In most cases, like the screenshot above, the system will tell you that all the caches are currently disabled: this is perfectly normal, since we didn’t activate any of them yet.

In order to do so, we need to add some additional configuration settings to our php.ini file:

 [WinCache]
; Full reference: http://php.net/manual/en/wincache.configuration.php
wincache.fcenabled = 1
wincache.ocenabled = 1
wincache.ucenabled = 0
wincache.fcachesize = 64
wincache.fcndetect = 1
wincache.maxfilesize = 256
wincache.chkinterval = 10
wincache.enablecli = 1
wincache.ucachesize = 8
wincache.scachesize = 8

These settings are generally OK for most production environments. You can fine-tune them by taking a look to the WinCache reference guide, where you will find a detailed description of any possible configuration setting to adapt WinCache to your needs.

When you think you’re done, save the php.ini file and restart IIS: you’ll be able to check the results of your hard work by executing the phpinfo() command again:

phpinfo.wincache.enabled.jpg

After completing setting up WinCache, you may access the WinCache panel from your eFront system, when logged in as administrator, visit Maintenance > Information > Cache.

Selection_009.png

Edit web.config file for increasing limits #

In case you face any issues that seems to be related with time or request limits although corresponding options for php are already set, you may have to set them for IIS too. Follow steps below:

1) Open <wwwrootDir>/<Web Service>/web.config

2) Add line for maxRequestLength and executionTimeout

<configuration>
    <system.web>
        <httpRuntime maxRequestLength="524288" executionTimeout="600" />
    </system.web>
</configuration>

For IIS7 and above, you also need to add the lines below:

 <system.webServer>
   <security>
      <requestFiltering>
         <requestLimits maxAllowedContentLength="524288000" />
      </requestFiltering>
   </security>
 </system.webServer>

3) Restart IIS

Note: Regular API and mobile API might have issues working with the default configurations. You might need to re-arrange the orders of change the IIS rules. The attached web.config has the appropriate rules and rules order.

 

Installing an SSL certificate on IIS from Let’s encrypt

Let’s encrypt is a service that offers free SSL certificates. Below we describe the process of installing a certificate from Let’s encrypt using a command line utility.

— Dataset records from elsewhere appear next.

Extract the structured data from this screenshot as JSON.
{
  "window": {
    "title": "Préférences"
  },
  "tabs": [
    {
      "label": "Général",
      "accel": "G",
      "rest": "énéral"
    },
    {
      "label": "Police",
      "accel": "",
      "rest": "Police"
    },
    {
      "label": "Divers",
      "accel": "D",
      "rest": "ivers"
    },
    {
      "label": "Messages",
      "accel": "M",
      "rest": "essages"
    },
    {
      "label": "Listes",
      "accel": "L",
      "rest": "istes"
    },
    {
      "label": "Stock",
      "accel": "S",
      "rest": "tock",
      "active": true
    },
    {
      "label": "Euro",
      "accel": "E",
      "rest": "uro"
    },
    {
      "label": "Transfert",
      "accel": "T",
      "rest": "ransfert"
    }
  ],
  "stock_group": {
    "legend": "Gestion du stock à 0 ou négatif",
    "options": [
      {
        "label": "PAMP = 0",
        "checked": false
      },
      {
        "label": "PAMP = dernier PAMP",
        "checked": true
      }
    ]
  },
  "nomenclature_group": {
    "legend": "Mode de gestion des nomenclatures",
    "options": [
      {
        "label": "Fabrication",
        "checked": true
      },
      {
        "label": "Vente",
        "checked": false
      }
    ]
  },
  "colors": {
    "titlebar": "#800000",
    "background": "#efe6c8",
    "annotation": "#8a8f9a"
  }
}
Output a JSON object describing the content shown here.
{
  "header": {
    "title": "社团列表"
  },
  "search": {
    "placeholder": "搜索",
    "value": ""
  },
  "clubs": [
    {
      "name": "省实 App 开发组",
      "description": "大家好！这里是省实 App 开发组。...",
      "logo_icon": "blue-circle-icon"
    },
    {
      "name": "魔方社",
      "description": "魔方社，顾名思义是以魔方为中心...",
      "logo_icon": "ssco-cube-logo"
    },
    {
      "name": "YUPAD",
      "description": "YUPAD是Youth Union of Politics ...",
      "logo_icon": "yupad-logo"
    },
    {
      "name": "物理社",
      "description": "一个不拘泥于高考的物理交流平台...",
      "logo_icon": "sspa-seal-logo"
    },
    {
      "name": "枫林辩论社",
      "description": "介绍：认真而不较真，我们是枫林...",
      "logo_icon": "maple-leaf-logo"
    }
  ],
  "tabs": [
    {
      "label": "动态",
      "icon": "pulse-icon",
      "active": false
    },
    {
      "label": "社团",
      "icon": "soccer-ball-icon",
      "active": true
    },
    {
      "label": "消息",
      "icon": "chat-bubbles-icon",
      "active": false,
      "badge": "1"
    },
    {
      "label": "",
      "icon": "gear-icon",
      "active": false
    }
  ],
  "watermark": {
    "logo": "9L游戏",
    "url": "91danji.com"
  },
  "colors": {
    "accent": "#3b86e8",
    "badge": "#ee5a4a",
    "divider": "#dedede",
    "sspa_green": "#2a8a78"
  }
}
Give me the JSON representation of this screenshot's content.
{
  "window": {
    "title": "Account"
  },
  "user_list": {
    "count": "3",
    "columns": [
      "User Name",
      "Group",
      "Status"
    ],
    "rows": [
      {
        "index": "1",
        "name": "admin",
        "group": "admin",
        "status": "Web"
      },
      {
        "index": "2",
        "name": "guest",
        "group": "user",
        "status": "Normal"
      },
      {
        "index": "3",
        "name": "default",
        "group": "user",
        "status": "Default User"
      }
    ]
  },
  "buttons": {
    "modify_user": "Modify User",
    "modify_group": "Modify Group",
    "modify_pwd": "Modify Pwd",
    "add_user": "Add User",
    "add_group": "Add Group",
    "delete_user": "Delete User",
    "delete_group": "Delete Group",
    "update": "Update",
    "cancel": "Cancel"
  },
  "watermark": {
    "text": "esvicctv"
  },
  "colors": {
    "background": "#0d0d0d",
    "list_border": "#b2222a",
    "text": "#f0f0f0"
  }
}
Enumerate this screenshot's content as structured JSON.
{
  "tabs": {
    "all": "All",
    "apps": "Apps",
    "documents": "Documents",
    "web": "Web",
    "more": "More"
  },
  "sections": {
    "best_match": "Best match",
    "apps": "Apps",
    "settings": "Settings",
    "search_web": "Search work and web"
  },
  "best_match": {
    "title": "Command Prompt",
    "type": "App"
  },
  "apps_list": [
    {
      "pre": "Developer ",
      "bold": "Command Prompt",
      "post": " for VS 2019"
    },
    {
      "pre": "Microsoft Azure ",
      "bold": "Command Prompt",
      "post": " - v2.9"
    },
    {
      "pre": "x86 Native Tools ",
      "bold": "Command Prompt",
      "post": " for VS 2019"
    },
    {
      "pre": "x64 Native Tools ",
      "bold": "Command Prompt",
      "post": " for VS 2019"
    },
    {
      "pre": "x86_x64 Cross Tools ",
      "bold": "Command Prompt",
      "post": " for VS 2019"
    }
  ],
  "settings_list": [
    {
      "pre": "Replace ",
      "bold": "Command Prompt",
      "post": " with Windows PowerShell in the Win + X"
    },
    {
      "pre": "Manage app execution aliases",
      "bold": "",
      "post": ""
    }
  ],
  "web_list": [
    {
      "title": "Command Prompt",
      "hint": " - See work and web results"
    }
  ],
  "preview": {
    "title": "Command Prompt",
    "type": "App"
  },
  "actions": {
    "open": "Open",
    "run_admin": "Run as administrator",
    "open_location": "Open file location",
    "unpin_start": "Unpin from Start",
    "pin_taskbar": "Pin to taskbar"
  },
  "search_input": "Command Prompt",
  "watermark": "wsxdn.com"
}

This utility tool runs from the command line and has a few very easy to understand options. Basically you pick a site from the list of active Web sites using host headers on your server and the utility goes out and creates a certificate for you, creates an https binding and attaches the certificate. If there’s already a certificate there the certificate is replaced with the new one.

You can install the latest version from their GitHub Releases page and simply unzip the zip file into a folder.

To run it, simply run the executable letsencrypt.exe.

 

Screen_Shot_2018-03-14_at_11.13.01.png

Once you run letsencrypt.exe you will be presented with the following screen:

Screen_Shot_2018-03-14_at_11.14.04.png

Press ‘N’ to create or update your SSL certificate

In the next screen, in the prompt “Which kind of certificate would you like to create?”, input the number ‘4’ (Manually input host names).

Once you have selected the above, enter your app host name (localhost, actual-domain.com etc) (do not prepend the hostname/s with http or https).

Screen_Shot_2018-03-14_at_11.16.22.png

If everything is correct, the LetsEncrypt script will detect your app/site installation referred by the hostnames you entered .

Enter the number of the site/app you wish to generate the SSL certificate for.

Screen_Shot_2018-03-14_at_11.17.36.png

The SSL certificate has now been installed.

To verify the certificate has been installed, open your IIS manager and head over to “Server Certificates”.

Screen_Shot_2018-03-14_at_11.18.05.png

You should see your certificate listed:

Screen_Shot_2018-03-14_at_11.18.11.png

Note: if you encounter difficulties uploading files after performing the above configuration, please check and change the upload_tmp_dir entry in your php.ini file.